There is no date for Nos. 57 and 58. No. 56 will probably be introduced next year.

On the same issue——

Sorry, Deputy. I call Deputy Kathleen Lynch.

In view of the fact that there will be a national strike next Tuesday, has the Taoiseach made any provision to ensure both Houses of the Oireachtas will continue to function?

That is a matter for the Houses.

I must advise the Deputy——

If it is not a matter for the Order of Business, I do not know what is.

The matter is being considered by officials and, naturally, the disposition is to ensure the Dáil——

Is that the Taoiseach's answer or that of the Ceann Comhairle?

——will sit next Tuesday. It is a matter for the House.

Is that the Taoiseach's answer or that of the Ceann Comhairle?

That is my own answer.

Will the Ceann Comhairle be making provision for it?

I advise the Deputy that officials are considering and reflecting on the current position with the objective of having the House sit next Tuesday.
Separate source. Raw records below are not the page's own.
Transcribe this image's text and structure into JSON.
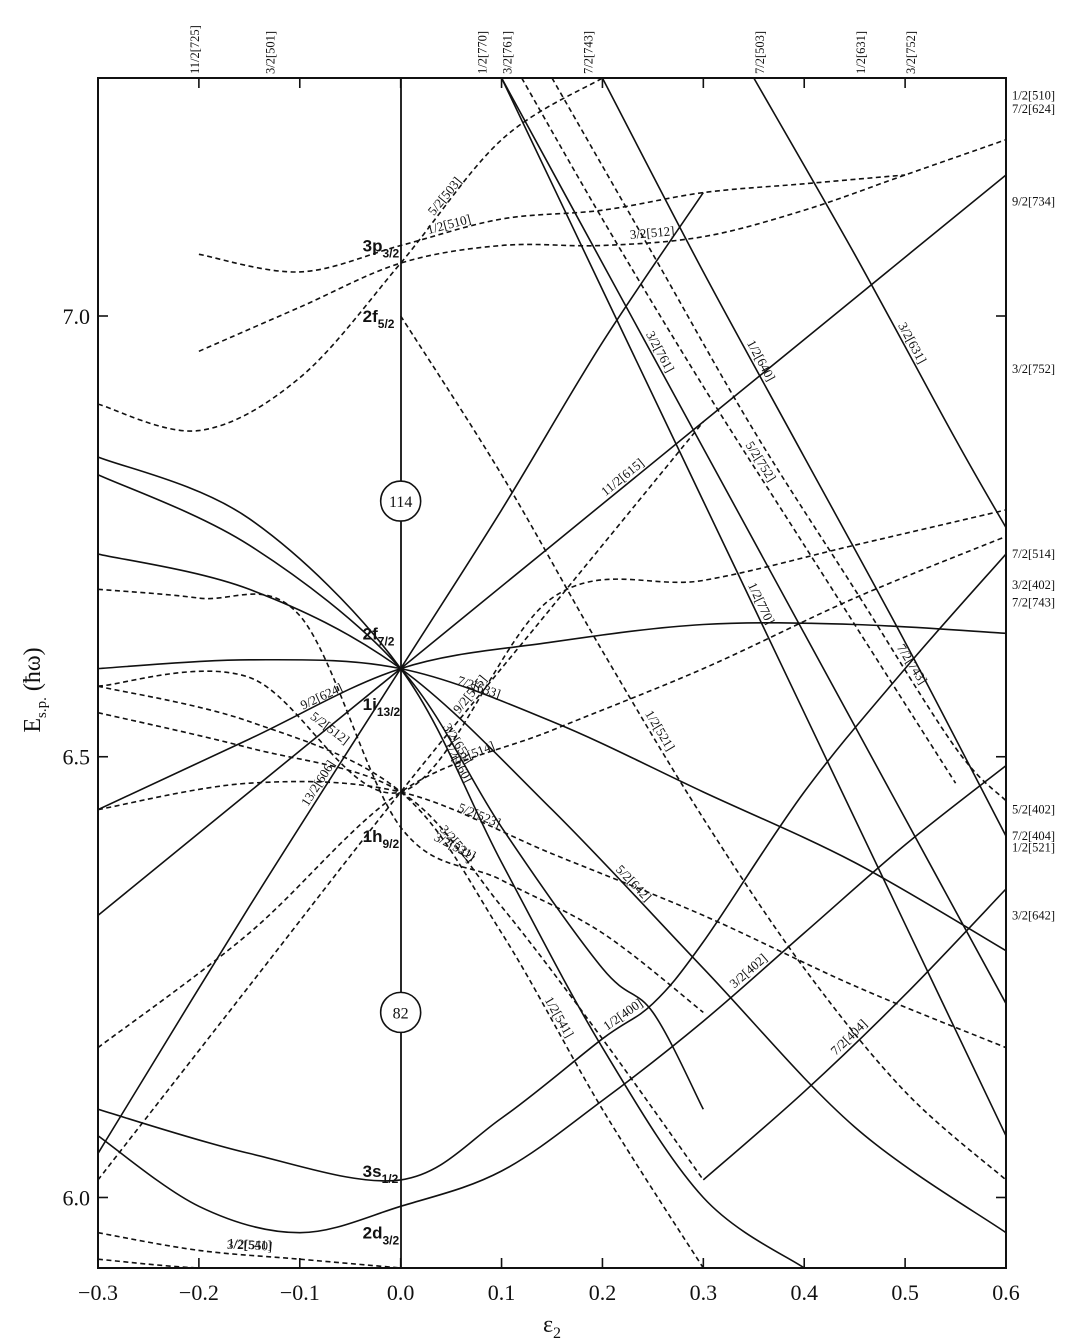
{
  "chart_data": {
    "type": "line",
    "title": "",
    "xlabel": "ε",
    "xlabel_sub": "2",
    "ylabel": "E",
    "ylabel_sub": "s.p.",
    "ylabel_unit": "(ħω)",
    "xlim": [
      -0.3,
      0.6
    ],
    "ylim": [
      5.92,
      7.27
    ],
    "xticks": [
      "-0.3",
      "-0.2",
      "-0.1",
      "0.0",
      "0.1",
      "0.2",
      "0.3",
      "0.4",
      "0.5",
      "0.6"
    ],
    "yticks": [
      "6.0",
      "6.5",
      "7.0"
    ],
    "grid": false,
    "legend": "none",
    "spherical_levels": [
      {
        "main": "3p",
        "sub": "3/2",
        "e": 7.08
      },
      {
        "main": "2f",
        "sub": "5/2",
        "e": 7.0
      },
      {
        "main": "2f",
        "sub": "7/2",
        "e": 6.64
      },
      {
        "main": "1i",
        "sub": "13/2",
        "e": 6.56
      },
      {
        "main": "1h",
        "sub": "9/2",
        "e": 6.41
      },
      {
        "main": "3s",
        "sub": "1/2",
        "e": 6.03
      },
      {
        "main": "2d",
        "sub": "3/2",
        "e": 5.96
      }
    ],
    "magic_numbers": [
      {
        "label": "114",
        "e": 6.79
      },
      {
        "label": "82",
        "e": 6.21
      }
    ],
    "top_edge_labels": [
      "11/2[725]",
      "3/2[501]",
      "1/2[770]",
      "3/2[761]",
      "7/2[743]",
      "7/2[503]",
      "1/2[631]",
      "3/2[752]"
    ],
    "right_edge_labels": [
      "1/2[510]",
      "7/2[624]",
      "9/2[734]",
      "3/2[752]",
      "7/2[514]",
      "3/2[402]",
      "7/2[743]",
      "5/2[402]",
      "7/2[404]",
      "1/2[521]",
      "3/2[642]"
    ],
    "series": [
      {
        "name": "9/2[624]",
        "style": "solid",
        "x": [
          -0.3,
          -0.15,
          0.0,
          0.15,
          0.3,
          0.45,
          0.6
        ],
        "y": [
          6.44,
          6.52,
          6.6,
          6.63,
          6.65,
          6.65,
          6.64
        ]
      },
      {
        "name": "7/2[633]",
        "style": "solid",
        "x": [
          -0.3,
          -0.15,
          0.0,
          0.15,
          0.3,
          0.45,
          0.6
        ],
        "y": [
          6.6,
          6.61,
          6.6,
          6.54,
          6.46,
          6.38,
          6.28
        ]
      },
      {
        "name": "5/2[642]",
        "style": "solid",
        "x": [
          -0.3,
          -0.15,
          0.0,
          0.15,
          0.3,
          0.45,
          0.6
        ],
        "y": [
          6.73,
          6.69,
          6.6,
          6.44,
          6.26,
          6.08,
          5.96
        ]
      },
      {
        "name": "3/2[651]",
        "style": "solid",
        "x": [
          -0.3,
          -0.15,
          0.0,
          0.1,
          0.2,
          0.25,
          0.3
        ],
        "y": [
          6.82,
          6.74,
          6.6,
          6.42,
          6.26,
          6.21,
          6.1
        ]
      },
      {
        "name": "1/2[660]",
        "style": "solid",
        "x": [
          -0.3,
          -0.15,
          0.0,
          0.1,
          0.2,
          0.3,
          0.4
        ],
        "y": [
          6.84,
          6.77,
          6.6,
          6.38,
          6.17,
          6.0,
          5.92
        ]
      },
      {
        "name": "11/2[615]",
        "style": "solid",
        "x": [
          -0.3,
          -0.15,
          0.0,
          0.15,
          0.3,
          0.45,
          0.6
        ],
        "y": [
          6.32,
          6.46,
          6.6,
          6.74,
          6.88,
          7.02,
          7.16
        ]
      },
      {
        "name": "13/2[606]",
        "style": "solid",
        "x": [
          -0.3,
          -0.15,
          0.0,
          0.1,
          0.2,
          0.3
        ],
        "y": [
          6.05,
          6.33,
          6.6,
          6.78,
          6.97,
          7.14
        ]
      },
      {
        "name": "1/2[400]",
        "style": "solid",
        "x": [
          -0.3,
          -0.15,
          0.0,
          0.1,
          0.2,
          0.25,
          0.3,
          0.4,
          0.5,
          0.6
        ],
        "y": [
          6.1,
          6.05,
          6.02,
          6.09,
          6.18,
          6.22,
          6.29,
          6.46,
          6.6,
          6.73
        ]
      },
      {
        "name": "3/2[402]",
        "style": "solid",
        "x": [
          -0.3,
          -0.2,
          -0.1,
          0.0,
          0.1,
          0.2,
          0.3,
          0.4,
          0.5,
          0.6
        ],
        "y": [
          6.07,
          5.99,
          5.96,
          5.99,
          6.03,
          6.11,
          6.2,
          6.3,
          6.4,
          6.49
        ]
      },
      {
        "name": "7/2[404]",
        "style": "solid",
        "x": [
          0.3,
          0.4,
          0.5,
          0.6
        ],
        "y": [
          6.02,
          6.12,
          6.23,
          6.35
        ]
      },
      {
        "name": "1/2[770]",
        "style": "solid",
        "x": [
          0.1,
          0.2,
          0.3,
          0.4,
          0.5,
          0.6
        ],
        "y": [
          7.27,
          7.03,
          6.79,
          6.55,
          6.31,
          6.07
        ]
      },
      {
        "name": "3/2[761]",
        "style": "solid",
        "x": [
          0.1,
          0.2,
          0.3,
          0.4,
          0.5,
          0.6
        ],
        "y": [
          7.27,
          7.06,
          6.85,
          6.64,
          6.43,
          6.22
        ]
      },
      {
        "name": "1/2[640]",
        "style": "solid",
        "x": [
          0.2,
          0.3,
          0.4,
          0.5,
          0.6
        ],
        "y": [
          7.27,
          7.05,
          6.84,
          6.63,
          6.41
        ]
      },
      {
        "name": "3/2[631]",
        "style": "solid",
        "x": [
          0.35,
          0.45,
          0.55,
          0.6
        ],
        "y": [
          7.27,
          7.07,
          6.86,
          6.76
        ]
      },
      {
        "name": "1/2[521]",
        "style": "dashed",
        "x": [
          0.0,
          0.1,
          0.2,
          0.3,
          0.4,
          0.5,
          0.6
        ],
        "y": [
          7.0,
          6.82,
          6.62,
          6.43,
          6.26,
          6.12,
          6.02
        ]
      },
      {
        "name": "3/2[512]",
        "style": "dashed",
        "x": [
          -0.2,
          -0.1,
          0.0,
          0.1,
          0.2,
          0.3,
          0.4,
          0.5,
          0.6
        ],
        "y": [
          6.96,
          7.01,
          7.06,
          7.08,
          7.08,
          7.09,
          7.12,
          7.16,
          7.2
        ]
      },
      {
        "name": "5/2[503]",
        "style": "dashed",
        "x": [
          -0.3,
          -0.2,
          -0.1,
          0.0,
          0.1,
          0.2
        ],
        "y": [
          6.9,
          6.87,
          6.93,
          7.06,
          7.2,
          7.27
        ]
      },
      {
        "name": "1/2[510]",
        "style": "dashed",
        "x": [
          -0.2,
          -0.1,
          0.0,
          0.1,
          0.2,
          0.3,
          0.4,
          0.5
        ],
        "y": [
          7.07,
          7.05,
          7.08,
          7.11,
          7.12,
          7.14,
          7.15,
          7.16
        ]
      },
      {
        "name": "3/2[521]",
        "style": "dashed",
        "x": [
          -0.3,
          -0.2,
          -0.1,
          0.0,
          0.1,
          0.2,
          0.3
        ],
        "y": [
          6.69,
          6.68,
          6.66,
          6.42,
          6.36,
          6.3,
          6.21
        ]
      },
      {
        "name": "5/2[512]",
        "style": "dashed",
        "x": [
          -0.3,
          -0.15,
          0.0,
          0.15,
          0.3,
          0.45,
          0.6
        ],
        "y": [
          6.58,
          6.59,
          6.46,
          6.68,
          6.7,
          6.74,
          6.78
        ]
      },
      {
        "name": "7/2[514]",
        "style": "dashed",
        "x": [
          -0.3,
          -0.15,
          0.0,
          0.15,
          0.3,
          0.45,
          0.6
        ],
        "y": [
          6.17,
          6.3,
          6.46,
          6.53,
          6.6,
          6.68,
          6.75
        ]
      },
      {
        "name": "9/2[505]",
        "style": "dashed",
        "x": [
          -0.3,
          -0.15,
          0.0,
          0.15,
          0.3
        ],
        "y": [
          6.02,
          6.24,
          6.46,
          6.67,
          6.88
        ]
      },
      {
        "name": "5/2[523]",
        "style": "dashed",
        "x": [
          -0.3,
          -0.15,
          0.0,
          0.15,
          0.3,
          0.45,
          0.6
        ],
        "y": [
          6.44,
          6.47,
          6.46,
          6.39,
          6.32,
          6.24,
          6.17
        ]
      },
      {
        "name": "3/2[532]",
        "style": "dashed",
        "x": [
          -0.3,
          -0.15,
          0.0,
          0.1,
          0.2,
          0.3
        ],
        "y": [
          6.55,
          6.51,
          6.46,
          6.33,
          6.18,
          6.02
        ]
      },
      {
        "name": "1/2[541]",
        "style": "dashed",
        "x": [
          -0.3,
          -0.15,
          0.0,
          0.1,
          0.2,
          0.3
        ],
        "y": [
          6.58,
          6.54,
          6.46,
          6.3,
          6.1,
          5.92
        ]
      },
      {
        "name": "1/2[550]",
        "style": "dashed",
        "x": [
          -0.3,
          -0.2,
          -0.1,
          0.0
        ],
        "y": [
          5.96,
          5.94,
          5.93,
          5.92
        ]
      },
      {
        "name": "3/2[541]",
        "style": "dashed",
        "x": [
          -0.3,
          -0.2,
          -0.1
        ],
        "y": [
          5.93,
          5.92,
          5.92
        ]
      },
      {
        "name": "7/2[743]",
        "style": "dashed",
        "x": [
          0.15,
          0.25,
          0.35,
          0.45,
          0.55,
          0.6
        ],
        "y": [
          7.27,
          7.07,
          6.87,
          6.69,
          6.51,
          6.45
        ]
      },
      {
        "name": "5/2[752]",
        "style": "dashed",
        "x": [
          0.12,
          0.2,
          0.3,
          0.4,
          0.5,
          0.55
        ],
        "y": [
          7.27,
          7.11,
          6.92,
          6.74,
          6.56,
          6.47
        ]
      }
    ]
  }
}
In the event that they decide not to be here, has the Taoiseach made provision for it? That was my question.

It is a matter for the House.

It is a matter for the House.

We will move on. I call Deputy Michael D. Higgins.

I am sorry if I appeared to anticipate my opportunity to speak. On the matter I raised last week, that is, the legislation on new regulatory arrangements and the governance of the Central Bank, it is simply not acceptable or satisfactory that no date for the legislation has been specified. The excuse used last week was that the Department of Finance has been very busy. We all know it has been very busy recently. If it had been busy last year or the preceding year, it would have been much better for the economy. Will the Taoiseach be able to state next week the year in which the legislation will be published? We are about to start a debate on the economy and most of the commentary will refer to failures of financial regulation and failures with respect to governance by the Central Bank and the Department of Finance. It is absolutely unacceptable that we should be discussing this——

There will be ample opportunity to ventilate that during the statements, which are to begin very shortly.

The media would like us to discuss how we will make cuts of €4 billion but we are not even to hear when we are to have the new legislation to deal with the failures of regulation.

The Deputy will be able to elaborate on these issues very shortly. We will move on.

We do not know when such legislation will be ready.

Legislation is being prepared on the proposal to bring together the Central Bank and the financial regulatory agency. I cannot state the date when it is expected to be published because obviously it must be considered by the Government. The work is ongoing and will be dealt with as quickly as possible.